Reporter: Yuwono Triatmodjo | Editor: Hendra Gunawan
NEW YORK. Bukannya menakut-nakuti, namun kepercayaan diri para pemimpin perusahaan berkaliber dunia terkait prospek ekonomi dan bisnis ke depan kian merosot. Kondisi ini bahkan sudah terlihat sejak tahun 2014 silam.
Merujuk hasil survei terbaru PricewaterhouseCoopers (PwC) bertajuk: 19th Annual Global CEO Survey yang terbit Januari ini disebutkan: bahwa hanya 27% responden yang masih yakin ekonomi global dalam 12 bulan ke depan akan tumbuh. Angka ini lebih rendah dari tahun lalu. Kala itu 37% responden yakin akan ada pertumbuhan ekonomi di tahun ini.

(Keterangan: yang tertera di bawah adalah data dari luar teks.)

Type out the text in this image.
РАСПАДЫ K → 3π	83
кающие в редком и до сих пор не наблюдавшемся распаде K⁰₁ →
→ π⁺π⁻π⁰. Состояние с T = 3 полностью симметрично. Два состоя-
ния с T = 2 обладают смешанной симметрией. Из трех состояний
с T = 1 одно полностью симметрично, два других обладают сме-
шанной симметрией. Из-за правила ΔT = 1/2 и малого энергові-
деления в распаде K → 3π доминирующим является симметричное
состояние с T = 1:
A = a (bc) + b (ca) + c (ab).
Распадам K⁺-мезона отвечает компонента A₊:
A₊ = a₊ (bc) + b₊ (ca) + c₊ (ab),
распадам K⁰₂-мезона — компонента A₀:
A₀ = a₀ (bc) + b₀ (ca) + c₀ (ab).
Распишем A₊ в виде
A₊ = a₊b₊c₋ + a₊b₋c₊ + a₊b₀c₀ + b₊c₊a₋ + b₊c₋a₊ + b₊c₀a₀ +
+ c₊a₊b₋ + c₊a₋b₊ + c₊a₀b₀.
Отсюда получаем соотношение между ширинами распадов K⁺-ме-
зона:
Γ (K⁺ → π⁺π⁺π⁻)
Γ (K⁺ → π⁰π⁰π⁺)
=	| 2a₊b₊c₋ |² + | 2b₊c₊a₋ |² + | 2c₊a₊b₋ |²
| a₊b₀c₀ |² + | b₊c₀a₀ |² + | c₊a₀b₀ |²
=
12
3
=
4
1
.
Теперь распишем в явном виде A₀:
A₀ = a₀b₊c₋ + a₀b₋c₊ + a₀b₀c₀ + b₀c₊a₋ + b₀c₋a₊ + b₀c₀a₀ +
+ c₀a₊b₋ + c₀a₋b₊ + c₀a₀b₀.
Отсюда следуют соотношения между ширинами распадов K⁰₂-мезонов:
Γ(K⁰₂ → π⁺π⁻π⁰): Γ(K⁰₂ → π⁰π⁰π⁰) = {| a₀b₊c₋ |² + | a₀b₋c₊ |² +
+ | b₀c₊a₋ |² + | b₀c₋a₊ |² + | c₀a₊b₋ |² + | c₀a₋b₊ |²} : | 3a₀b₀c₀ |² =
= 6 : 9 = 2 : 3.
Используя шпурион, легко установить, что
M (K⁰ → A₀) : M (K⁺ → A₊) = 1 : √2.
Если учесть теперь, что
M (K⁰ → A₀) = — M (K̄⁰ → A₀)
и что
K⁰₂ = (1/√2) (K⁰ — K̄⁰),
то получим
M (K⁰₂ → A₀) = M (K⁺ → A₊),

Yang tidak kalah menarik, saat para responden ditanya apakah bisnis perusahaannya akan tumbuh pada tahun ini, hanya 35% responden yang optimistis. Lagi-lagi, angka ini lebih rendah dari kepercayaan diri mereka dari survei tahun lalu, yakni 39% responden yang optimistis.
Survei ini, PwC kali ini melibatkan 1.409 chief executive officer (CEO) dari 83 negara. "Banyak CEO yang terus mencari peluang pertumbuhan, namun mereka mengaku hanya akan bermain di area yang aman," tutur Dennis M. Nally, Chairman PricewaterhouseCoopers.
Sampai saat ini, China dan Amerika Serikat masih dijadikan sebagai tumpuan pertumbuhan bisnis. Menyusul pasar Jerman dan Inggris.
"Saya berharap ekonomi Amerika Serikat bisa tumbuh moderat, karena ini merupakan pasar yang paling penting bagi kami," tandas Takeshi Niinami, Presiden sekaligus CEO Suntory Holdings Ltd.
Prediksi bullish pun disematkan kepada India dan Brasil, meski dua negara itu menghadapi situasi politik dan ekonomi yang tidak enteng. Pasar Meksiko dan Uni Emirat Arab (UEA) juga tak luput dari radar CEO global.
India dipandang bergerak positif di bawah kepemimpinan Perdana Menteri Narendra Modi yang dianggap pro bisnis. Sehingga India kini masuk dalam lima besar pasar paling menjanjikan di dunia.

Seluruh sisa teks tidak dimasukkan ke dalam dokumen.